Patricio y ella se marcharon de mala gana. Ahora estaba llena de dudas de cómo había llevado la situación. Sabía que él se sentía decepcionado porque ella se casara tan pronto, después de la muerte de su padre, y enfadado con ella por haber vendido la casa sin haberle consultado. Ella necesitaba más que nada aclarar esa situación. Trató de llamarlo por la mañana, pero él no quiso ponerse al teléfono. Era algo imperativo que arreglara eso cuanto antes. No podía perder a Mateo. Era todo lo que le quedaba.
Paula se puso a pasear nerviosamente. Eduardo Alfonso la había dejado en esa habitación hacía ya media hora y todavía estaba esperando. Ya debía de ser casi la hora de la ceremonia. Por el ruido que había fuera, debían de haber llegado ya casi todos los invitados. ¡Doscientas personas! Se había quedado atónita cuando Eduardo se lo dijo.
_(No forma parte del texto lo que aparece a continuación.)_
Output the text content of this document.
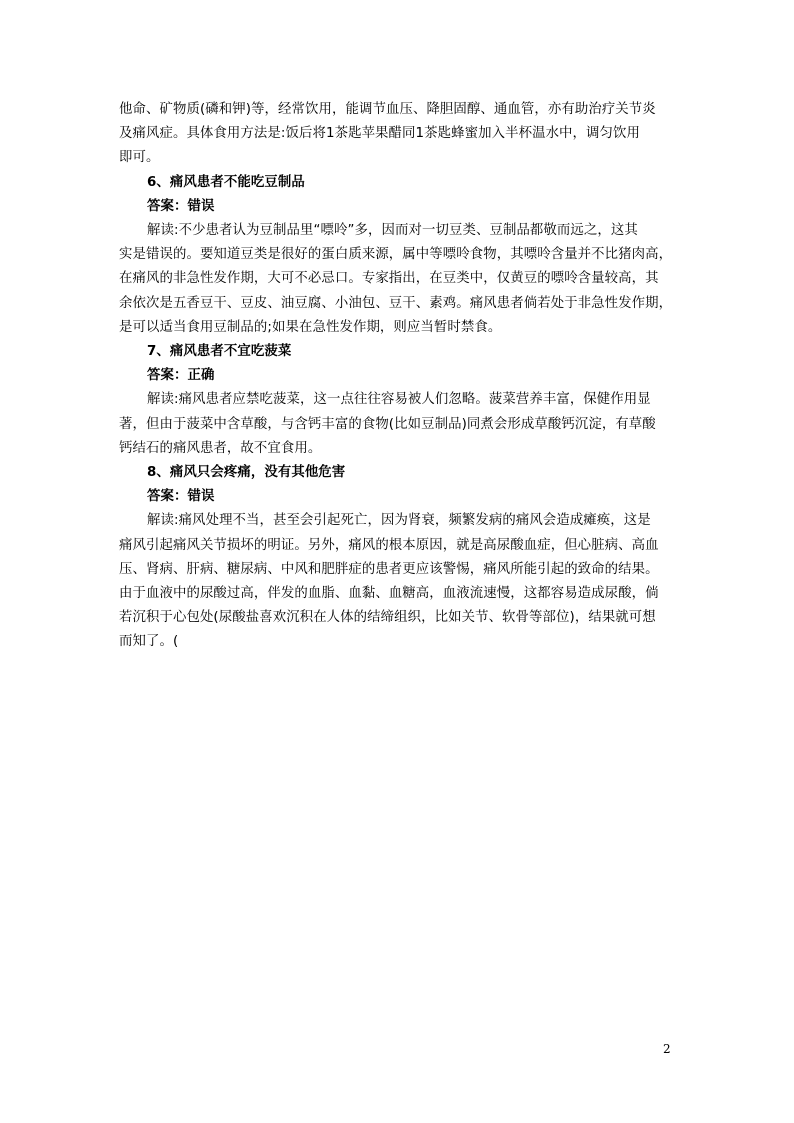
他命、矿物质(磷和钾)等，经常饮用，能调节血压、降胆固醇、通血管，亦有助治疗关节炎

及痛风症。具体食用方法是:饭后将1茶匙苹果醋同1茶匙蜂蜜加入半杯温水中，调匀饮用

即可。

6、痛风患者不能吃豆制品

答案：错误

解读:不少患者认为豆制品里“嘌呤”多，因而对一切豆类、豆制品都敬而远之，这其

实是错误的。要知道豆类是很好的蛋白质来源，属中等嘌呤食物，其嘌呤含量并不比猪肉高，

在痛风的非急性发作期，大可不必忌口。专家指出，在豆类中，仅黄豆的嘌呤含量较高，其

余依次是五香豆干、豆皮、油豆腐、小油包、豆干、素鸡。痛风患者倘若处于非急性发作期，

是可以适当食用豆制品的;如果在急性发作期，则应当暂时禁食。

7、痛风患者不宜吃菠菜

答案：正确

解读:痛风患者应禁吃菠菜，这一点往往容易被人们忽略。菠菜营养丰富，保健作用显

著，但由于菠菜中含草酸，与含钙丰富的食物(比如豆制品)同煮会形成草酸钙沉淀，有草酸

钙结石的痛风患者，故不宜食用。

8、痛风只会疼痛，没有其他危害

答案：错误

解读:痛风处理不当，甚至会引起死亡，因为肾衰，频繁发病的痛风会造成瘫痪，这是

痛风引起痛风关节损坏的明证。另外，痛风的根本原因，就是高尿酸血症，但心脏病、高血

压、肾病、肝病、糖尿病、中风和肥胖症的患者更应该警惕，痛风所能引起的致命的结果。

由于血液中的尿酸过高，伴发的血脂、血黏、血糖高，血液流速慢，这都容易造成尿酸，倘

若沉积于心包处(尿酸盐喜欢沉积在人体的结缔组织，比如关节、软骨等部位)，结果就可想

而知了。(

2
Si Pedro Alfonso se parecía a su hermano, se preguntó cómo iba a poder sobrevivir. No es que Eduardo tuviera mal aspecto o no fuera educado, pero era lo más parecido a un dictador. No había oído de sus labios ni una sola palabra amable en todo el viaje. Se había pasado todo el tiempo diciéndole lo que tenía que hacer y lo que no, dónde iba a vivir, lo a menudo que solía viajar Pedro, cómo iba a recibir el dinero para pagar los gastos de Mateo. Le había parecido un general dándole instrucciones a uno de sus subordinados, y se había reprimido incluso de saludar cuando terminó.
Oyó el ruido de la puerta y se dio la vuelta a tiempo de ver cómo un hombre alto y de cabello oscuro entraba en la habitación. Por un momento, pensó que podría ser el novio, pero se quitó inmediatamente ese pensamiento de la cabeza. Ese hombre no se parecía en nada a Eduardo. Supuso que debía de ser uno de los invitados. Fue directamente a donde se guardaban los licores al otro lado de la habitación sin mirar siquiera en su dirección.
Era muy alto y su cabello y ojos parecían casi negros. Tenía la mandíbula apretada, como si estuviera enfadado. Sacó una botella y un vaso del armarito y se sirvió un trago. Hecho la cabeza hacia atrás e hizo desaparecer muy eficientemente el contenido del vaso a través de su garganta. Era guapo y algo, muy en el interior de ella, respondió a ese hecho.